After repeated interrogations at the infamous prison, the young performer was forced to sign away her career, her life and her identity.
“I signed the paper that I swore I am not going to sing, I am not going to perform at any parties, anywhere. My voice, my face, was banned,” she tells Newsweek. They even took the deed to her home and confiscated her passport.
Over the next few years, she receded from public life. “Maybe sometimes I just whispered for my friends, [but] not singing,” she recounts. She passed the time playing hours of solitaire, at times smoking opium with her husband and tuning into her secret satellite dish.
The deafening silence of Googoosh hit many fans, some preserving her voice through discretely circulating banned cassette tapes. Then, in 2000, a couple of years after reformist President Mohammad Khatami took office, her husband and his film producer helped her leave Iran on what was supposed to be a brief trip, but instead launched her world tour.
Returning to the Stage
Much of Googoosh’s story is about reclaiming agency—first from her family, particularly her stepmother, and later from the state.
Her return to the music world came at Toronto’s Air Canada Centre in 2000. Taking the stage to a crowd of around 17,000 fans, Googoosh was left shaking and speechless in the initial moments. After decades of silence, she stood on stage framed by columns evoking Persepolis, the ancient Persian ceremonial capital, and sang for thousands of people, many of whom were also in exile.
When asked how she found her voice again after so many years, she told Newsweek: “I don’t know. The stage, the people make me sing.” She added: “When I have my people, the voice, the sound, it comes by itself, it’s not me.”

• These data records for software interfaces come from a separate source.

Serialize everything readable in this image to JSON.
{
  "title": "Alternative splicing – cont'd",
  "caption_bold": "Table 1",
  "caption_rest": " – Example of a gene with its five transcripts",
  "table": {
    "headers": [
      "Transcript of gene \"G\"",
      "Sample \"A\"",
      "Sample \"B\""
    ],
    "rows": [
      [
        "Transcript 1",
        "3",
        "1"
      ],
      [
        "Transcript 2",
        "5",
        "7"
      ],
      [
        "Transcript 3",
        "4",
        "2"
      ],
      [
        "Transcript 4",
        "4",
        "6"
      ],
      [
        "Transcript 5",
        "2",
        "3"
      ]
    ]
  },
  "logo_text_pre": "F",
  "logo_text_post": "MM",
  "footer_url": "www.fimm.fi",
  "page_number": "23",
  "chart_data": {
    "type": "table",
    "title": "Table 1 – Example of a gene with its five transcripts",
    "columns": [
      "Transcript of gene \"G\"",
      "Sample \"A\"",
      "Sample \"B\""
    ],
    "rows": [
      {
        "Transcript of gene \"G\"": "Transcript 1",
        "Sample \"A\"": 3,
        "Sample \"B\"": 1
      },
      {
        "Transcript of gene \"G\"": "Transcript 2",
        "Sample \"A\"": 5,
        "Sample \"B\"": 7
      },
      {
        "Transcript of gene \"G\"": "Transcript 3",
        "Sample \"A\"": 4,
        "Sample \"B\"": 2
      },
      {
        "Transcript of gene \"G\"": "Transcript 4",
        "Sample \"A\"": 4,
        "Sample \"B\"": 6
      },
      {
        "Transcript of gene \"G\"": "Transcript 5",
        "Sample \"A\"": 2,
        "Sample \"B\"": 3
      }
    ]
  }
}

Singing in her native tongue, a choice she’s kept throughout exile, Googoosh is fueled by her devoted audience.
She has not returned to Iran since 2000. But, earlier this year, she returned to that Toronto stage for a final bow, at Scotiabank Arena, formerly the Air Canada Centre, before formally retiring from the big stage.

In exile, Googoosh has been outspoken about the Islamic Republic, releasing songs like “Behesht,” whose music video shows an openly gay couple, and “Dobareh,” in support of the Women Life Freedom uprising following the death of 22-year-old Mahsa Amini while in Iranian police custody in 2022.
Recent crackdowns on women, artists and dissenters are a life Googoosh knows well, and one she hopes this generation can break free from.
“I am proud of them,” she said about Iranians who have taken to the streets to protest the government. “They are fighting for their freedom, what they want to do, how they want to live, they are fighting for that, and I am proud of them,” she added.
“I am hopeful for my people, especially women, that very soon, one day, they will have everything they want,” she says.